Perhaps that should be in the past tense since, if he is still alive, the twinkling-eyed mass murderer is 120 years of age and eligible for admission to the Guinness Book of Records for yet another reason: longevity. The London-based Daily Telegraph has now done a roundup of the various theories relating to Hitler’s alleged survival and they make interesting reading.
One theory is that Hitler fled on one of two U-Boats –- U-530 and U-977 –- in the so-called “ghost convoy” to Argentina and started a new life there. A variation on the same theme suggests that he escaped in a U-Boat to the Antarctic and was found there in the late 1950s by American and British forces which destroyed his base with atomic weapons. The obvious question is: why nuke him, why not just arrest him? In fact, a U-Boat could not have penetrated the winter ice of Antarctica and the atomic explosions in the southern hemisphere in 1958 took place high up in the atmosphere.
I much prefer the ultimate counter-knowledge text on the issue which claims that Nazi rocket technology was more advanced than the Allies realised, so that Hitler was able to escape to the Moon. A variation suggests that the Nazis had made contact with UFOs and established a base on the Moon, where the air is breathable and the environment habitable, but NASA claims otherwise, to keep other nations from exploring there.
The beauty of the lunar thesis is that it cross-fertilises another famous conspiracy theory: that the Moon landing was simulated in a Hollywood studio. If the Moon is in the hands of the Third Reich, the US flag cannot truly be flying there. Then we get into all the geometric technicalities of how the shadow of the flag was lying in the wrong direction. Better not to go into all that again, at a time when NASA is fighting for funding.

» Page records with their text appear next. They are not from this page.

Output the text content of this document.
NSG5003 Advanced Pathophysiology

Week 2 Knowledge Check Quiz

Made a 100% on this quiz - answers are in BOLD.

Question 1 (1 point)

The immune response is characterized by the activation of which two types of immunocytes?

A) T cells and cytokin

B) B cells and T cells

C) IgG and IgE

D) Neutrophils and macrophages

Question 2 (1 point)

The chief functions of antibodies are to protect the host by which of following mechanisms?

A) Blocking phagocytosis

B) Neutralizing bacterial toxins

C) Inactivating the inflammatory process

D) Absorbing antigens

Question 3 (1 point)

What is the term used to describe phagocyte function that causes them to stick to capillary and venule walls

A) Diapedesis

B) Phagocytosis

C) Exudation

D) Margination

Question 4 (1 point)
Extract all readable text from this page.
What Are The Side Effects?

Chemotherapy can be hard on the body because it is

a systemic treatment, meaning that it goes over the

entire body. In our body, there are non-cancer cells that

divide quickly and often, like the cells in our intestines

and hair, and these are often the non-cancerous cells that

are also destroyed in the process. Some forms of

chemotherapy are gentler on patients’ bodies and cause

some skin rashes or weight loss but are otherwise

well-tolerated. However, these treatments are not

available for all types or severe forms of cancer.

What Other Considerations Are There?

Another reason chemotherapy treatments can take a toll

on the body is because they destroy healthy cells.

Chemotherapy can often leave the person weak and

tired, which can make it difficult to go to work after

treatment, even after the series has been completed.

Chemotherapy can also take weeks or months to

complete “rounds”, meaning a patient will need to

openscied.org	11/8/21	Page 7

My own view is that these rococo theories are really off-the-wall, when the obvious explanation is staring us in the face. If the Hitler skull belongs to a woman, that does not necessarily make it a fake. What if Hitler was a woman all along? That Charlie Chaplin moustache always looked a bit phoney. The further objection is that the skull allegedly belongs to a woman under 40, but Hitler was 56 when he died. So what? Women lie about their age –- in fact that characteristically female trait strengthens my case, though admittedly women usually reduce rather than inflate their age.
It should be added that the Russian archive authorities deny that the researchers ever visited their premises and insist they would not have been allowed to take away such historic material for analysis. Well, they would, wouldn’t they? They will be telling us next that Elvis is really dead.